I have a goal of paying it off soon so I am in the middle of refinancing to 15 years and my payment will go up to $2,220.00 (3.3 rate) from $1660.00 at (4.0 rate). I will be paying $560.00 more per month.
My other option is not selling the house and buying a second house. The big issue is that I don't have a lot of money saved up and I know that to buy a decent house in LA will be really expensive.
Because 3.3% is such a good interest rate, you could just apply the extra $560 a month to what you are paying now. Typically there are fees with refinancing, which would eat away at your savings. Paying an extra $560 a month lets you pay off 250k in 16 years 4 months, pretty close to your goal (it would have to be about $670 extra a month to meet 15 years). Plus not committing to the new payment will give you flexibility if you need money for an unexpected expense.
As far as getting money for a rental, I would look into a HELOC. The amount available is based on your equity.
Another option would be to save up that $560 or $670 per month, preferably in an interest-bearing account.
I might suggest that you join a real estate investment club. The little money you could put in plus that extra $560.00/mo you are willing to commit to may help your investment club buy a couple of units for you that will earn you an extra $1,000.00 a month for you in return. That could certainly help you pay your house off sooner rather than take an entire 15 years more. Plus by providing your investment club with extra buying power over the long haul you could end up with more rental units to benefit from growing your cash flow for you rather than limiting yourself to what you can do all on your own.

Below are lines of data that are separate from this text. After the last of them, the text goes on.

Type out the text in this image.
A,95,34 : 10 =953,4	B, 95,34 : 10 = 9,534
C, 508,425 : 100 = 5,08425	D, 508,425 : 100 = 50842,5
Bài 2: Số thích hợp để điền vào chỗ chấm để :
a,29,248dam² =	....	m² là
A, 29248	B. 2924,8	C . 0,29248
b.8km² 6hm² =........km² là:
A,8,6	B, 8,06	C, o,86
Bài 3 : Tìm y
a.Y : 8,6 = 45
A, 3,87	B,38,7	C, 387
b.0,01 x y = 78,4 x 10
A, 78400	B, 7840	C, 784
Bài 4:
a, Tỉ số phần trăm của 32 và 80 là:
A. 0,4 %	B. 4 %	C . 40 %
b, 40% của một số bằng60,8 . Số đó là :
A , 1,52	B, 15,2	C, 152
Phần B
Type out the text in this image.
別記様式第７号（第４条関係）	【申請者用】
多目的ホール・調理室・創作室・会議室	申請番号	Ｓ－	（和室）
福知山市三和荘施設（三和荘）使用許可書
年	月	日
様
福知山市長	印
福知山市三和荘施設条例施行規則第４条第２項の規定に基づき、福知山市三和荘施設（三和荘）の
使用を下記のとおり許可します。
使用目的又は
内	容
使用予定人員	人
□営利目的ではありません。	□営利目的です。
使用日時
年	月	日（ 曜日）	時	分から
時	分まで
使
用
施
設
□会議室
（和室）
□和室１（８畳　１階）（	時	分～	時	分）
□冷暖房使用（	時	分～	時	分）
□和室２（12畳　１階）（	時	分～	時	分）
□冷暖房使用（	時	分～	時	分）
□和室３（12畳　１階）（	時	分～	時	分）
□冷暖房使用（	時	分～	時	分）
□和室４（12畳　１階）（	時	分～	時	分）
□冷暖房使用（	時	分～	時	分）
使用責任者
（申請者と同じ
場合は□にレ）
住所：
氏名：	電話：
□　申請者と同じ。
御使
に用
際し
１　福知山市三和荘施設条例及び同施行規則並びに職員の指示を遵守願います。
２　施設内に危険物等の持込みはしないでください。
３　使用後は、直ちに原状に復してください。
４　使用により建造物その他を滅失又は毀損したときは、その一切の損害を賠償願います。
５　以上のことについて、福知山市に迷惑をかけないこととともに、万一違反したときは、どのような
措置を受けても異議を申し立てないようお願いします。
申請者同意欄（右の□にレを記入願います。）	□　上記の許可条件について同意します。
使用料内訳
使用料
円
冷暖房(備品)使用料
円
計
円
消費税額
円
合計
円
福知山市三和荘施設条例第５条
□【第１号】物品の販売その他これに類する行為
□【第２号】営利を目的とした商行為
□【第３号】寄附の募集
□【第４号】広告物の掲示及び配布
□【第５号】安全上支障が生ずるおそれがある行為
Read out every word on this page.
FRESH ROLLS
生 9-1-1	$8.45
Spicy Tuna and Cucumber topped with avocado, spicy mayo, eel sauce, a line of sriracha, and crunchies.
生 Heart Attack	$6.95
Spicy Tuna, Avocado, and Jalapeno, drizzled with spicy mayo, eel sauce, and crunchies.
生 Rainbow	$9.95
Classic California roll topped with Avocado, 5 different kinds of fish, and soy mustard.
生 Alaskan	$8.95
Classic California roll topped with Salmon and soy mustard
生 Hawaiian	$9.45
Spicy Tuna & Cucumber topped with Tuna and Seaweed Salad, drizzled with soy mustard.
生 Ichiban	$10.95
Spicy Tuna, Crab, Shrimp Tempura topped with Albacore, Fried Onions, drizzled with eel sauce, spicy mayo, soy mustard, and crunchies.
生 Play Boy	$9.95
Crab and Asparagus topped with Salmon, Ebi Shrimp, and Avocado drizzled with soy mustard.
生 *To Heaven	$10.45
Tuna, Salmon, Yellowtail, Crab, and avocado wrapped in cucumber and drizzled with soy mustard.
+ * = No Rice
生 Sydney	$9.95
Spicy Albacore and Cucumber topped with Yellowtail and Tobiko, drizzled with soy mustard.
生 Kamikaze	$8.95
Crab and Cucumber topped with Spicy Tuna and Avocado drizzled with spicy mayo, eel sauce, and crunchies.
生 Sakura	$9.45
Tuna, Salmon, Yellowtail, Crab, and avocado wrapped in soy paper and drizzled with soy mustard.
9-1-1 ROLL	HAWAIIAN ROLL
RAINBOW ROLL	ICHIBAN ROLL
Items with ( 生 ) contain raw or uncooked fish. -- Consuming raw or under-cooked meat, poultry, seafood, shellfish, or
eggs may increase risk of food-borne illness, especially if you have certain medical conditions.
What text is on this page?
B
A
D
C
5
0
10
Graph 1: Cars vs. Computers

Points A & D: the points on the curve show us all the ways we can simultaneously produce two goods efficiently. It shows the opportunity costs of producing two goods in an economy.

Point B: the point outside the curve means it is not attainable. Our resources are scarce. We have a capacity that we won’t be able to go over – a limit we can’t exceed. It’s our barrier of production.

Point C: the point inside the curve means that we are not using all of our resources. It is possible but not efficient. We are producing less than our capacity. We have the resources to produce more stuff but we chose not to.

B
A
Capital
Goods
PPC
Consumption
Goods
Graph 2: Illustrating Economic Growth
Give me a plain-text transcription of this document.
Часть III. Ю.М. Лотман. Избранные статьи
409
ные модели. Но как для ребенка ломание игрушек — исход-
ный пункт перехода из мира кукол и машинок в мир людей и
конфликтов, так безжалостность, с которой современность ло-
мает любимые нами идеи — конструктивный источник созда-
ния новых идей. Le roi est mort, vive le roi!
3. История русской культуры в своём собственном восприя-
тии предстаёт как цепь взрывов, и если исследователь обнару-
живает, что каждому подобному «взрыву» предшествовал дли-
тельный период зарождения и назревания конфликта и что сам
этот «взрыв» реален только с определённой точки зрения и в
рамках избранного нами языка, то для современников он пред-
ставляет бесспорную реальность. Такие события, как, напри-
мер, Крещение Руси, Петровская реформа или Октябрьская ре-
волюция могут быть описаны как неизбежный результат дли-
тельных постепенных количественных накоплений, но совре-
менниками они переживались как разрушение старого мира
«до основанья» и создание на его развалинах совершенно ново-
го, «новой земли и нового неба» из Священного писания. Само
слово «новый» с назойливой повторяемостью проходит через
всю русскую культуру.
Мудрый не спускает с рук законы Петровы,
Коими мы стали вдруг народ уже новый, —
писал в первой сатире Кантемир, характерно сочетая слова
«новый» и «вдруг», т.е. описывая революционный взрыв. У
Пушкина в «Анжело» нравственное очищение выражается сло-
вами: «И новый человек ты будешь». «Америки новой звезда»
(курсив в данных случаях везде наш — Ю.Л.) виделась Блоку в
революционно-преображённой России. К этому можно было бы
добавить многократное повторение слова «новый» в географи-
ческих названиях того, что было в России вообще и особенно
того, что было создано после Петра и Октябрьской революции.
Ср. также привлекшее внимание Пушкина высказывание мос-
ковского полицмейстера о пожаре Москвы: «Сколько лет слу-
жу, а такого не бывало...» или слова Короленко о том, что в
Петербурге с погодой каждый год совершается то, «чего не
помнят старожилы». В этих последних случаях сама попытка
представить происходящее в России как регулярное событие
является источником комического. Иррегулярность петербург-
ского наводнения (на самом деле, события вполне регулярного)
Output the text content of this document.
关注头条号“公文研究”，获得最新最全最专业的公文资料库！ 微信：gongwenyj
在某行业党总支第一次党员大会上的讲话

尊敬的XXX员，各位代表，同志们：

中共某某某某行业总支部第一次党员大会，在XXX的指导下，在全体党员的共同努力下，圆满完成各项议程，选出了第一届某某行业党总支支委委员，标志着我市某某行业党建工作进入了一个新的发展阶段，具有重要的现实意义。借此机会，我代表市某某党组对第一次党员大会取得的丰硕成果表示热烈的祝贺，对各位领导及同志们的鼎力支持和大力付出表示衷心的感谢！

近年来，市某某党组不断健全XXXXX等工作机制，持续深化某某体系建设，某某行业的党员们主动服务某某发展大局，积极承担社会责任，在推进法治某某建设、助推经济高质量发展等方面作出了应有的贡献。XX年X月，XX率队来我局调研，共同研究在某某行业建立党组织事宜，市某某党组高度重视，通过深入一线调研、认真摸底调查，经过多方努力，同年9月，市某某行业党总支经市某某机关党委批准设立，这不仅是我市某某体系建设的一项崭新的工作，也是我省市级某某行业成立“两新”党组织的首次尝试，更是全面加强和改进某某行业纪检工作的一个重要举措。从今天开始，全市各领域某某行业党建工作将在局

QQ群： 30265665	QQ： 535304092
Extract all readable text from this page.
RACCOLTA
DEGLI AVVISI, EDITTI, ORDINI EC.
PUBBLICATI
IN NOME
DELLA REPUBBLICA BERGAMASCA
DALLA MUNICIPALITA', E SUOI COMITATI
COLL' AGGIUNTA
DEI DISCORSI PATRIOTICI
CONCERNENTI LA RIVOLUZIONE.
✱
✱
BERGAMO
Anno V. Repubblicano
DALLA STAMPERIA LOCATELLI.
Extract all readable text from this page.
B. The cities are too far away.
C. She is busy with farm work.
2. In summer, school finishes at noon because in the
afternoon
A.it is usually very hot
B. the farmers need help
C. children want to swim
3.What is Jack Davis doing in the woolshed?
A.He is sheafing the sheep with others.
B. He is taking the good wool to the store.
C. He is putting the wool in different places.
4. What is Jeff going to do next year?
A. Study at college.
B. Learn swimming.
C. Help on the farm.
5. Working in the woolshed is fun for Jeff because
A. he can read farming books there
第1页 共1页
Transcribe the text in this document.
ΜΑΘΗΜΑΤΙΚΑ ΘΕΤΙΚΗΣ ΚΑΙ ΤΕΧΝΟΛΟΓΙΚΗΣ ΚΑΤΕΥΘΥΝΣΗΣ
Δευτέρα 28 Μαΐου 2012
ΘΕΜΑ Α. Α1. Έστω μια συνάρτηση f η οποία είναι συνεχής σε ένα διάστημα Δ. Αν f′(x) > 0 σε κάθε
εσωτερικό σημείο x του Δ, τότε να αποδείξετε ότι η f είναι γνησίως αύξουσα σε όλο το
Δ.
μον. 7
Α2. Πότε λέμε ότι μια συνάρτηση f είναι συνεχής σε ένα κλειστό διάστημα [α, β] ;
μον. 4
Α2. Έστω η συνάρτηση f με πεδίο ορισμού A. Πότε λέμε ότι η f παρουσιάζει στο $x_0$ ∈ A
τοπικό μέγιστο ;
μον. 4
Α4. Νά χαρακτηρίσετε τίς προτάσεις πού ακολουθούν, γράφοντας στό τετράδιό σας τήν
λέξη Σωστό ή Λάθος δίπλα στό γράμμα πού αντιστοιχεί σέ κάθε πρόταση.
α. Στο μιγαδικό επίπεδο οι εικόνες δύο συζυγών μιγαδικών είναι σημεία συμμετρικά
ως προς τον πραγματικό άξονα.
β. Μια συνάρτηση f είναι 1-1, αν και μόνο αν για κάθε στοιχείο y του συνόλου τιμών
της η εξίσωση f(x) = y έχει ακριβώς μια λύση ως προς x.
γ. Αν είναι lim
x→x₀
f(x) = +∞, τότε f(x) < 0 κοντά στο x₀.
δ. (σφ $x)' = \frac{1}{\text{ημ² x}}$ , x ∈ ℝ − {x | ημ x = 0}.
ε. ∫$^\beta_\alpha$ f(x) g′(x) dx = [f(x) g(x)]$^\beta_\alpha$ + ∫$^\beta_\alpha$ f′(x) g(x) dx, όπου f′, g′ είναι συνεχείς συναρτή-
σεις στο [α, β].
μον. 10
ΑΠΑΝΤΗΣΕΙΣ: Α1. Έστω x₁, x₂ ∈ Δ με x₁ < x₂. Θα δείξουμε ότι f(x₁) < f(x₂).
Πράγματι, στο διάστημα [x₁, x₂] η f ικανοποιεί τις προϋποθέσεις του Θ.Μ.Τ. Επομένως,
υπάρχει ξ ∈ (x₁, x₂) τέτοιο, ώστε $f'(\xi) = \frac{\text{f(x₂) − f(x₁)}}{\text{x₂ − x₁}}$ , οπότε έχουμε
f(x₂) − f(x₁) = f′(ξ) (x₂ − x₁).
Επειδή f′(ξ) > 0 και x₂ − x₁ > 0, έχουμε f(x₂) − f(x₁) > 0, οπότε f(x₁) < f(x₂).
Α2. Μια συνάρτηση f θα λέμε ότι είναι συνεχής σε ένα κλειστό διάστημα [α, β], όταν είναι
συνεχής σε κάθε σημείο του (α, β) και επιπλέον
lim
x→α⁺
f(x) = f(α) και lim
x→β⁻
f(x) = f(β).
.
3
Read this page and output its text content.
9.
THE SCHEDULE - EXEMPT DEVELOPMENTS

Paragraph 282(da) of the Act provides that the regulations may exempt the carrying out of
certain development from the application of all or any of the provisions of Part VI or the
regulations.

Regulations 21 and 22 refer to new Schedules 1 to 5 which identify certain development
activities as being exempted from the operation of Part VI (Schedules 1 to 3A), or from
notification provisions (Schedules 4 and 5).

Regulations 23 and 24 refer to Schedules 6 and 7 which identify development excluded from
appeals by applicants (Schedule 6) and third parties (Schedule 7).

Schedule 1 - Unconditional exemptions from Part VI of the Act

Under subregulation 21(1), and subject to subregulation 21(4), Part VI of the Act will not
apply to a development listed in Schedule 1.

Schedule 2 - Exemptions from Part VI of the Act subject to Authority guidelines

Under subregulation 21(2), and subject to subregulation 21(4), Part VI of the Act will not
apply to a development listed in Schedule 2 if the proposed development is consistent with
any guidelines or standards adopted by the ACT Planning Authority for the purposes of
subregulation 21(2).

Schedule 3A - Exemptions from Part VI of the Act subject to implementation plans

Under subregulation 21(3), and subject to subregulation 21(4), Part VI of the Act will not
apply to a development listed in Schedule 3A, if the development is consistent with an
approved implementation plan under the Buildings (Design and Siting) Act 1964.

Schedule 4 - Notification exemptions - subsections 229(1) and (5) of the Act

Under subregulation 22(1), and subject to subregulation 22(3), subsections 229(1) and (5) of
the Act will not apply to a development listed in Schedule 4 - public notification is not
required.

I'd strongly advise you to read what @Matt Slakey
@Matt Slakey suggests above twice, and let that sink in. You can accomplish your goal without locking yourself into a 15 year note by making extra principal payments on your current note. This allows you to payoff the note faster and gives you the ability to scale back should you find the need to do so in the future.
Play with this calculator to find out how much faster you can pay down your note with extra principal payments.
Borrowing the money in a HELOC to purchase a second investment property would get you to your second goal. Just make sure to invest wisely and anticipate the costs of ownership so your investment doesn't become a nightmare..
Matt, thanks for the advice, I was not aware that I cold accomplish the same result by just paying extra to the principal. You're right, there ware fee's that I need to pay to refinance and I asked those fee's to be removed because I am dealing with the same bank, I was told that if they wave those fees my interest rate would be 3.4 instead.
I will look into HELOC, as I do wanna invest but I don't have the money to invest right now.
I never heard of real estate investment clubs before, this is new to me and something that I may consider. It makes sense to invest my money where I know I'll be getting almost 50% ROI.
Thank you for allaborating even more on Matt's reply, I was going to ask for the tool to see how he did the math so quickly. My house has at least 100K in equity, so I need to look at what are the requirements for HELOC.